Bereit, wenn Sie es sind
Sind Sie es leid, dass Ihre Geschäftstexte gefiltert werden, bevor sie die Kunden erreichen?
Sehen Sie, wie Ringflow Ihre Registrierung und Compliance handhabt, damit Ihre Nachrichten tatsächlich zugestellt werden.
Häufig gestellte Fragen
Es handelt sich um ein Messaging-Framework zum Versenden von Bewerbungstexten an eine Person von einer standardmäßigen 10-stelligen Nummer aus. Es erfordert eine Marken- und Kampagnenregistrierung über das Kampagnenregister, bevor Netzbetreiber Nachrichten zuverlässig übermitteln können.
Die meisten Unternehmen registrieren sich über ihren SMS-Anbieter, einschließlich Ringflow, der Ihre Marken- und Kampagnendetails für Sie übermittelt. Sie können sich auch direkt über The Campaign Registry registrieren, wenn Sie es lieber selbst verwalten möchten.
Registrieren Sie sich, bevor Sie automatisierte Geschäftstexte versenden, da nicht registrierter Datenverkehr von Jahr zu Jahr aggressiver gefiltert wird. Das Warten, bis Nachrichten blockiert werden, kostet Sie wochenlange Zustellung, während die Registrierung aufholt.
Übermitteln Sie zunächst Markendetails und registrieren Sie dann eine Kampagne mit einem bestimmten Anwendungsfall und Beispielnachrichten. Die Spediteure prüfen beide Einsendungen und weisen einen Vertrauenswert zu, der Ihren Sendedurchsatz bestimmt.
Ja, für die Markenregistrierung sind nur Standard-Geschäftsdaten wie Ihre EIN-Nummer und Ihre Adresse erforderlich, keine Kundeninformationen. Das System dient speziell dem Schutz von Kunden vor nicht registriertem Spam-Verkehr und nicht der Offenlegung von Geschäftsdaten.

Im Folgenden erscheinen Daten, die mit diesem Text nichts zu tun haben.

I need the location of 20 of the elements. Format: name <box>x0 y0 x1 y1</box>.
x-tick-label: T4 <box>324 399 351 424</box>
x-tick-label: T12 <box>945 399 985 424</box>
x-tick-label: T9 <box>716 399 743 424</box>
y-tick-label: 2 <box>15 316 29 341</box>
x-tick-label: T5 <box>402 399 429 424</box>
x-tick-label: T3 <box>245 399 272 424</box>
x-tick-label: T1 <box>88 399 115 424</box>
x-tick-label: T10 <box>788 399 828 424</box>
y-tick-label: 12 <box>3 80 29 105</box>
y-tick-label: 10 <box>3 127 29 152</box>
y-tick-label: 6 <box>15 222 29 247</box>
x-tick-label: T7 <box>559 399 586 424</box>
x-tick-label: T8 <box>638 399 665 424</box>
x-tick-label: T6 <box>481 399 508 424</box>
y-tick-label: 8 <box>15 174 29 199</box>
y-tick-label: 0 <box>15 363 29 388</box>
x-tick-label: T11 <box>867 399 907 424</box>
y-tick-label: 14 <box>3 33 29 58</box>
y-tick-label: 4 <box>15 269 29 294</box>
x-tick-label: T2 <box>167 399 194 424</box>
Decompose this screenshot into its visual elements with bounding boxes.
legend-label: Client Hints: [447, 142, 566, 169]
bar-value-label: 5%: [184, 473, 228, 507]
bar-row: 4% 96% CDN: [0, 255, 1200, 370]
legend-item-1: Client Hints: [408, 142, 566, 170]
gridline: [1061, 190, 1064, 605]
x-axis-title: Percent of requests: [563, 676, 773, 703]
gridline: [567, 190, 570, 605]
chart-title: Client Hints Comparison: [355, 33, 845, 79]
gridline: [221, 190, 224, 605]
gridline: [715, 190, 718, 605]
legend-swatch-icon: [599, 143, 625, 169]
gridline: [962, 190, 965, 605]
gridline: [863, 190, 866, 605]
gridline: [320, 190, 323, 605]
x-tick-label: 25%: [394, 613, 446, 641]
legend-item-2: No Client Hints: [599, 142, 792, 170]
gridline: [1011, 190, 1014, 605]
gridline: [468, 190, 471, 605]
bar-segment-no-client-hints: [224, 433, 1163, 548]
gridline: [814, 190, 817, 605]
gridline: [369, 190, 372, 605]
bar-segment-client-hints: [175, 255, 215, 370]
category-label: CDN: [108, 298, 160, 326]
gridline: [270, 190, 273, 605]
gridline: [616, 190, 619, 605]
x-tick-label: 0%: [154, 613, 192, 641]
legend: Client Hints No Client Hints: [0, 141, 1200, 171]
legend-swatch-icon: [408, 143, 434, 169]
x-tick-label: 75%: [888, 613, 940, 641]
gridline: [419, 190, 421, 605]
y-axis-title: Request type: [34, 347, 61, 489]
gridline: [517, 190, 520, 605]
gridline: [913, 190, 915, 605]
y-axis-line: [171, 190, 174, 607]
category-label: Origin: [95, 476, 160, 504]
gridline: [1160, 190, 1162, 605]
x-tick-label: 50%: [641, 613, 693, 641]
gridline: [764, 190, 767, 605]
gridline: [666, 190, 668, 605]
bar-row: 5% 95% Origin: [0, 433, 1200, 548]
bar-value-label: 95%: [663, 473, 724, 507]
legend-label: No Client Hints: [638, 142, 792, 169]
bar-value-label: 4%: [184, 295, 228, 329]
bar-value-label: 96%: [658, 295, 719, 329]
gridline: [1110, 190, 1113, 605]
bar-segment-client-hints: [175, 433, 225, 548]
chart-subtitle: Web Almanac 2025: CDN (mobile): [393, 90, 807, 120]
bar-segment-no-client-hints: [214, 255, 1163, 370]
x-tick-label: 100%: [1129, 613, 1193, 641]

Nein, Durchsatzgrenzen werden durch Ihren Vertrauenswert und Kampagnentyp festgelegt, nicht durch Zeitzone oder Region. Beim Nachrichtenvolumen müssen weiterhin die Ruhezeitenvorschriften für die lokale Zeitzone des Empfängers eingehalten werden.
Die Markenregistrierung kostet in der Regel einmalig 4 bis 10 US-Dollar, die Kampagnenregistrierung etwa 10 bis 15 US-Dollar pro Monat. Die Gesamtkosten hängen von Ihrem Anbieter ab und davon, wie viele separate Kampagnen Ihr Unternehmen durchführt.
Eine abgelehnte Kampagne bedeutet, dass die Mobilfunkanbieter den Antrag komplett abgelehnt haben, in der Regel wegen fehlender oder nicht übereinstimmender Angaben. Niedriger Durchsatz bedeutet, dass die Kampagne genehmigt wurde, aber ein niedrigerer Vertrauenswert zugewiesen wurde, wodurch die Anzahl der Nachrichten pro Minute begrenzt wird.